The unnamed 18-year-old mother (R.W.), who became the defendant in this case, was arrested for a violation of her parole in March of 2011. Shortly thereafter, she and her daughter were placed in the state’s Capable Adolescent Mothers (CAM) Program. R.W. naively believed that speaking honestly with the CAM worker was the best way to handle the situation, and she allegedly admitted to cannabis use while caring for her daughter. This was passed along the chain of command, and an emergency order for R.W.’s daughter’s removal was issued.

That story is one that plays out regularly across the nation. Because there are no national reporting requirements for child welfare agencies, it is impossible to know exactly how many children are removed from parental custody solely for cannabis, but anecdotal information indicates that they represent a not insignificant percentage of children removed from their homes. Thankfully, in this case, R.W. decided she was going to fight for her daughter. Even more thankfully, her appeal landed in front of a reasonable panel.

Judge Alvarez and the appellate panel decided, after reviewing the case, that a CAM worker’s verbal testimony to a superior about R.W.’s alleged cannabis confession should not have been admissible, as the original judge would not be able to assess the trustworthiness of this statement as anything other than hearsay. Moreover, they ruled that simply violating parole, an act which could leave R.W.’s daughter without parental care if R.W. was incarcerated, was not an act of abuse or neglect.

Most importantly, the review panel also ruled that using cannabis while caring for a child does not inherently create a situation where the child is in imminent danger and needs to be removed from parental custody. They indicated that the state failed to provide any documentation that cannabis use by parents has a deleterious effect on children in their custody.
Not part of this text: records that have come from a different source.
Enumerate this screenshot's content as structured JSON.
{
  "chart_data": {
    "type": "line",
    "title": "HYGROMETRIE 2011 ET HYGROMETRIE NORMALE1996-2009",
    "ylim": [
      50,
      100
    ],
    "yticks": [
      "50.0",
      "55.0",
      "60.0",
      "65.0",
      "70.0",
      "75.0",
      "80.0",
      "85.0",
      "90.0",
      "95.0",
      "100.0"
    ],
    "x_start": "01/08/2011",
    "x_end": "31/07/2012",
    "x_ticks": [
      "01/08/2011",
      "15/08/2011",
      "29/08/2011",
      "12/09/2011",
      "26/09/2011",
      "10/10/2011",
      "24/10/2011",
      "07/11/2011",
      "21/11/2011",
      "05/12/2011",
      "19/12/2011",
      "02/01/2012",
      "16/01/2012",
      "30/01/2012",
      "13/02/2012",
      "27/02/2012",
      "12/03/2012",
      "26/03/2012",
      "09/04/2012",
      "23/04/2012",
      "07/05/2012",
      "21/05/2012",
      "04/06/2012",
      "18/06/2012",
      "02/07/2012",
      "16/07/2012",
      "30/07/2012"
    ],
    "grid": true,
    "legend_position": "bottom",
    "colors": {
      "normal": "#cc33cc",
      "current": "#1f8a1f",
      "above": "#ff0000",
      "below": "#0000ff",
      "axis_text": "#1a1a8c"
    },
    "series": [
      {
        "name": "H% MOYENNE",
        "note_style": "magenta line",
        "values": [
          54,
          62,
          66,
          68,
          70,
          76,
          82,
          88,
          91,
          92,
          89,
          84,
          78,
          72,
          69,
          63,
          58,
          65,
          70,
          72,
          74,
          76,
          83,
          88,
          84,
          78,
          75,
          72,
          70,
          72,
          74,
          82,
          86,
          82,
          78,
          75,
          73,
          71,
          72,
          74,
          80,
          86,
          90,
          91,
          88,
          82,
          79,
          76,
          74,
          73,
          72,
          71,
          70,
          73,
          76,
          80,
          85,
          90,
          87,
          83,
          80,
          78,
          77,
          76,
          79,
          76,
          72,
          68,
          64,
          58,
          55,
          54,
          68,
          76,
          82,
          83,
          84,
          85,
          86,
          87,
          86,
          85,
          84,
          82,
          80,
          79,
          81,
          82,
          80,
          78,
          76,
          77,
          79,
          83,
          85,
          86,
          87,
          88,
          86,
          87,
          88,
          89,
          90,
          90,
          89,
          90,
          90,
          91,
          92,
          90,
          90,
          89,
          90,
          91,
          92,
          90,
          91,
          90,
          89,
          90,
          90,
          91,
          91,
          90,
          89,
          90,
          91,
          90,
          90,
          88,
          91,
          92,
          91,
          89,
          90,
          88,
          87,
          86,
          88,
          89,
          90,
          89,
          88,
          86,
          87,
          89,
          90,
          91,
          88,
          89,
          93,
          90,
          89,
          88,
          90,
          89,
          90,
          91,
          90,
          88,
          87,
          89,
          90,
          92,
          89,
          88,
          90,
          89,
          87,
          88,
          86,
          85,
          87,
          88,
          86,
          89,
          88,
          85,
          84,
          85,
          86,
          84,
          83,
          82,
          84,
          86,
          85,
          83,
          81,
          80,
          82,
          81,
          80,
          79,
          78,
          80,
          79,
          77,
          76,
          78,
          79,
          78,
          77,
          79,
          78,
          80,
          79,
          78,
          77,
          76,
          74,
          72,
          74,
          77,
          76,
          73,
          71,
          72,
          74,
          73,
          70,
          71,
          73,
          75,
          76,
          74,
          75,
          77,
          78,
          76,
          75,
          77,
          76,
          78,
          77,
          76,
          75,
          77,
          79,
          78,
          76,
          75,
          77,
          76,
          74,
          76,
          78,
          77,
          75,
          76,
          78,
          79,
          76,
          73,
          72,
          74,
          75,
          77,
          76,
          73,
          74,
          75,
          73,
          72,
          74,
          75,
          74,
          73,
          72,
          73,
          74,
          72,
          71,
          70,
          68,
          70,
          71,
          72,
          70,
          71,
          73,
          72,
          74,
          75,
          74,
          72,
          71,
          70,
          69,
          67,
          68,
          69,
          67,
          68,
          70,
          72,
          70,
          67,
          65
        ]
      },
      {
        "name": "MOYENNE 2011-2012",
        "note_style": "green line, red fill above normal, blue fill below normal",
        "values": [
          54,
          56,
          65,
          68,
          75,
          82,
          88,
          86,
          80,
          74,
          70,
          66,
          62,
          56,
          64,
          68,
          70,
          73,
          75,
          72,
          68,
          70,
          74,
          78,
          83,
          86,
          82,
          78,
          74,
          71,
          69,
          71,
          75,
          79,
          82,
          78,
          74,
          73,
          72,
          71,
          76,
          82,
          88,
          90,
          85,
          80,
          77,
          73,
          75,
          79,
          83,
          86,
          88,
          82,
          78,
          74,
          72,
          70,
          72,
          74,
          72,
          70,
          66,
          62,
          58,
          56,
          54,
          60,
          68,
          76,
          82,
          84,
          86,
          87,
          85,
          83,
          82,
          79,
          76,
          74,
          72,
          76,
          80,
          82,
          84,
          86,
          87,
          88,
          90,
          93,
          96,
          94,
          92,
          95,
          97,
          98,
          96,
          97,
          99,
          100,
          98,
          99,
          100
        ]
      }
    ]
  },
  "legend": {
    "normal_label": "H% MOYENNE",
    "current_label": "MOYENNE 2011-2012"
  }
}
While this is only one specific case and will not impact the broader practice of enforcing cannabis prohibition at the criminal and family court levels, it certainly sets a positive precedent for otherwise excellent and loving parents caught up in the legal system over their cannabis use. Hopefully, this decision will impact how lower courts in New Jersey process custody issues involving cannabis, and hopefully that rational policy will influence judges and lawmakers in other states as well.